I tried for the first time this weekend to not read email.
I did a great job for the most part. I felt fully in my experience of bike riding along the ocean with my boyfriend and eating clam strips at the old school restaurant Old Tony’s on the pier at Redondo Beach. Without reading email or being on my phone for any reason, the world around me felt crisp, and ripe with the transitory vacillation of the now and the past, which could be yesterday or forty years ago. I was acutely aware of the sounds and sensations around me, and very focused on the detailed acuteness of our experience together. The human mind is an accordion folders of information, on the ready to be curated and activated. Organizing what feels good and where we could be tripped up by a dynamic. If you think about the vastness of the articulation of any given moment, it makes life sweet, delicate and robust all at the same time. Yet we think as a society that what our phone or email holds has the heft of our livelihood.

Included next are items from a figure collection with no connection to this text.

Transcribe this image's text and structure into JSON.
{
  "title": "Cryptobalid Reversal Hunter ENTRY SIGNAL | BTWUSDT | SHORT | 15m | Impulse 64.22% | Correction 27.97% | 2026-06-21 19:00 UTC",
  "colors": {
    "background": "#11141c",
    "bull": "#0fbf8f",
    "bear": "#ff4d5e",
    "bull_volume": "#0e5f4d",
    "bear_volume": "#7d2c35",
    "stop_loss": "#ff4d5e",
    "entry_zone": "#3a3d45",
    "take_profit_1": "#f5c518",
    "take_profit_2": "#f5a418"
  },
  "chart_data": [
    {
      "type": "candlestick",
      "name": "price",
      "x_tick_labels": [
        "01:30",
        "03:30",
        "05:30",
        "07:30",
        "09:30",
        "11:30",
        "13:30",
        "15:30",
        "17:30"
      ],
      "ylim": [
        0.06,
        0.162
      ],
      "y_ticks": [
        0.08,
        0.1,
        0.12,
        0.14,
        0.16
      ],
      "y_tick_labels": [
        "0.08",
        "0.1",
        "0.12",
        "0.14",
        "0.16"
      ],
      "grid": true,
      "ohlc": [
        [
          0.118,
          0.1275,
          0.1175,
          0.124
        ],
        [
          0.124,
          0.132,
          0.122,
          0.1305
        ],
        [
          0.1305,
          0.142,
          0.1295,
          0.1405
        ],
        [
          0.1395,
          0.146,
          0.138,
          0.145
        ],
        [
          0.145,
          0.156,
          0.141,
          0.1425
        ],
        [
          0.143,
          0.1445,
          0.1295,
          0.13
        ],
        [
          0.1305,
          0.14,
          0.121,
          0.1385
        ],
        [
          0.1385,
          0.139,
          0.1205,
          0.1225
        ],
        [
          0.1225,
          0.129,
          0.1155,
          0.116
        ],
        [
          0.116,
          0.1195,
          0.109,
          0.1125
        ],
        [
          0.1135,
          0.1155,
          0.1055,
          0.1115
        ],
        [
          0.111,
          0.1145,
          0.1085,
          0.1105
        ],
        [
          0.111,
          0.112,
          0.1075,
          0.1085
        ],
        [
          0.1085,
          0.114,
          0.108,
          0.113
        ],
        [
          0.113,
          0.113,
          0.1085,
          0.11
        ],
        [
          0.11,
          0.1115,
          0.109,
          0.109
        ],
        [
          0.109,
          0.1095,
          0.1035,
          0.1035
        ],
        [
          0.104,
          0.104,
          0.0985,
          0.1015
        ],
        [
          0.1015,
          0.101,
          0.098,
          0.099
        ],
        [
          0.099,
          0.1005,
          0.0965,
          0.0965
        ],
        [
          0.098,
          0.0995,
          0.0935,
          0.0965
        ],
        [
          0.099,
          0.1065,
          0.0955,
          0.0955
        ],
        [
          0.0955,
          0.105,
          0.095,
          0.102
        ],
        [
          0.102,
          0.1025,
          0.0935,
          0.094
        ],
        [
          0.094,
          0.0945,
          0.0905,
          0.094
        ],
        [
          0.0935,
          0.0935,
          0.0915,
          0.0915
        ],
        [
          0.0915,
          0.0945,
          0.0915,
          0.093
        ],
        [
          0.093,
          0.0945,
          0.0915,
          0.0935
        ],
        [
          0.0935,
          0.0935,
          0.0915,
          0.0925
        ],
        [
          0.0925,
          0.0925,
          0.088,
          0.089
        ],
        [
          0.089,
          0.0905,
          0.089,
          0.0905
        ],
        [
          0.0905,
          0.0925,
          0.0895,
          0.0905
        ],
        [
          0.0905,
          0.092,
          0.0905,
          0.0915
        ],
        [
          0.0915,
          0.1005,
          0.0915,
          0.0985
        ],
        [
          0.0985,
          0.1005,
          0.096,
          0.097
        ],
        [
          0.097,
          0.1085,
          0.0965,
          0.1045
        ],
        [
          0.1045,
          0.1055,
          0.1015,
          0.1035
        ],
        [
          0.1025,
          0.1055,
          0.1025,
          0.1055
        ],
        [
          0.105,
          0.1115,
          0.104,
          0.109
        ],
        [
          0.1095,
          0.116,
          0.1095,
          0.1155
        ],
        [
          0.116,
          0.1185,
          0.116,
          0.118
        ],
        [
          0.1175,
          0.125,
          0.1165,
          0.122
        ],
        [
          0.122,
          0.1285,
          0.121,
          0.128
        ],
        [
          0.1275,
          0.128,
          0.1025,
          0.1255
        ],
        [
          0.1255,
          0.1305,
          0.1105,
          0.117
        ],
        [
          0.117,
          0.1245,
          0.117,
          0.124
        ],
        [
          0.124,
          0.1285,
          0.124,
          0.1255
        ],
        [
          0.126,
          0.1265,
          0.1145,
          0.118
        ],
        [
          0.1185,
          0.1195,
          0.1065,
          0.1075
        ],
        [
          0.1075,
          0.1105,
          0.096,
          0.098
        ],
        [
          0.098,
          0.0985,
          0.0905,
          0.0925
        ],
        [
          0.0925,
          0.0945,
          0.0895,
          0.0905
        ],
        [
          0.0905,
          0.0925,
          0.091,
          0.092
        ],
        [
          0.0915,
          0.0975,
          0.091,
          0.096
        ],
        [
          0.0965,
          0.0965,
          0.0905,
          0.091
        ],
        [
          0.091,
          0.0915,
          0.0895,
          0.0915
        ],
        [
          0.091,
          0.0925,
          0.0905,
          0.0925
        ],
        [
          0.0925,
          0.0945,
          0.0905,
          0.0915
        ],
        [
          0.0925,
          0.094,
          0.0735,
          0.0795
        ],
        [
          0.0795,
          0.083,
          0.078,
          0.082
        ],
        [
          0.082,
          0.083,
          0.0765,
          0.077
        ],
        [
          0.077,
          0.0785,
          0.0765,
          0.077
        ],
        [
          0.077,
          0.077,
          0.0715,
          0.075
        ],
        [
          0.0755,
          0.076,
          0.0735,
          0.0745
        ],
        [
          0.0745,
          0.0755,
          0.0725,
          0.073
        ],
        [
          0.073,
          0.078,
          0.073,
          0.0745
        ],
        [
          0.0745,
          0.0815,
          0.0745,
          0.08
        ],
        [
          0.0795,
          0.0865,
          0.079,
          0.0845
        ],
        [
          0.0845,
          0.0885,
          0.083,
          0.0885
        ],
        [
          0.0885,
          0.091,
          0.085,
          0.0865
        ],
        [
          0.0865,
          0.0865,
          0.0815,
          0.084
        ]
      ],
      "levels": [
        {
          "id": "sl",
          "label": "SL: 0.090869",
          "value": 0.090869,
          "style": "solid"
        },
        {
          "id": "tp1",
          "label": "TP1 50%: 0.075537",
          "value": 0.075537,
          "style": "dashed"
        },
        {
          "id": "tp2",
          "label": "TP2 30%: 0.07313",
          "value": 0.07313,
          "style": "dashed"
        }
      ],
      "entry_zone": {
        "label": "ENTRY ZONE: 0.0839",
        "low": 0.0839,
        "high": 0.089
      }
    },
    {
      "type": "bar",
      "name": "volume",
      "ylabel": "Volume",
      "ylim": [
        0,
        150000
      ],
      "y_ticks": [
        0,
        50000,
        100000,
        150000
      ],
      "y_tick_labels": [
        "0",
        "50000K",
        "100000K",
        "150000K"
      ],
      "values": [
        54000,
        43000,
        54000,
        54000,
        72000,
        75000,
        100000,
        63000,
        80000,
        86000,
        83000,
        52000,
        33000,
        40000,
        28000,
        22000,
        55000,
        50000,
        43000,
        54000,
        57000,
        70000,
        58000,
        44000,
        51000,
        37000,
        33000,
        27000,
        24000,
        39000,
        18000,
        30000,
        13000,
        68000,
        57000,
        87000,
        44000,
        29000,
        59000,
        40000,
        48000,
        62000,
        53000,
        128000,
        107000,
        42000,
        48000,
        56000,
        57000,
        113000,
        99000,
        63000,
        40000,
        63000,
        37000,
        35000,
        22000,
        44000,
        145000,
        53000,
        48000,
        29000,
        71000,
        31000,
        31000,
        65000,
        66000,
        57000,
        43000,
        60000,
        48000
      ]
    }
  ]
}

I am far from a scientist. Heck, I am so impressed I can make a fake egg if need be that I don’t need to prove I know much more about weight, gravity, density or velocity. What I do crave knowledge about is the untapped potential of the brain. In my limited understanding of our brain’s capacity, I can conjecture that if we actually put our time and energy into unearthing the magnitude of the power of the brain, we would be communicating and evolving light years beyond our conditioned response to the email ding. Think about its archaic quality for a moment. One human writing from their limited conscious capacity to another human and pressing send. That’s it on face value. As a writer, I love the idea of a witty repartee through email but usually it is a medium that can be misunderstood, judged, used against you, ignored, overwritten, embellished, called in an Exhibit A in a lawsuit, forwarded by accident, misread, widely distributed against one’s will and the ending of friendships and romances. So why, on a beautifully sunny Saturday with one of my favorite people in the world looking at the ocean eating a fried clam strip would I even think to open my email?
But people open email in their fun social free time all day long. I used to be one of them. Checking my email at stop lights, thinking that one answer to that one question will alter my reality significantly, which makes one co-dependent on their email to fulfill them and make them happy. I could say the same for text messages, but ultimately I have really watered the text message down to replying on logistics and reiterating what was already verbalized as a sentiment in-person.
When a text message starts to go in the direction of What did you mean? Or How could you say that? I immediately call. We are dealing with words, emotions and technology. They don’t mix well. We are eliminating the time of processing humans need in the space of their brains categorizing and accessing modicums of safety and the dispersment of an adequate response in accordance of who they feel capable of being in that ultimate minute.
Our brain knows so much more about us, the world, reality, what we want. Our brain is ready to lead us to what we want and need, and I find it very hard to wrap my mind around the fact that it is email. Here are some scenarios where weekend emails baffle me:
You win something important like an award and they let you know by email, but because you didn’t respond by the end of the weekend, they gave the award to someone else. Frankly, that means to me the award was hardly anything worth coveting and they can have their award.
Someone deciding whether they want to work with you or not, and asking you to answer some questions over the weekend, and if you don’t reply by Monday then in some hot headed reply they claim you must not value their business and they moved on to someone else. I call that dodging a bullet.
Your child forwarding you an email on Friday night for a deadline of their college application which is due by Sunday night (although had a real lead time of a month) and proceeded to sit next to you on the couch all weekend and never mentioned the gravity of the time crunch of the email.
An email from a bank or credit card telling you there is fraud on your account. The way I look at this is, if you didn’t call or text me, you can deal with the problem and I will be expecting that money back in my account and with all the Phishing scams, why would I believe email messages anyway, never mind respond?
These are just a few of the examples to exemplify what email can represent which is super pedestrian and annoying. I frankly am not down with being dominated by my email anymore. I would rather look to the stars, the moon, the galaxies, the flow of energy in the course of any day of who I run into or meet to dictate where my communication goes. I definitely don’t want to be dominated or led by this little rectangular box that fills with horizontal lines of information with a blue dot as unread to the left of it. Talk about inciting a desire to hit yourself over the head with a waffle iron.
I know many many people have jobs where they have to read emails all day long. I understand this is out of your power to stop. But please do yourself a favor and from Friday to Monday don’t open the email program. Instead, focus on the power and capacity of the unused parts of your brain and even if it feels like the daftness of an eggplant, see what transpires over time. This is not meditation. This is just being in a Zen state of doing nothing, when you don’t check email.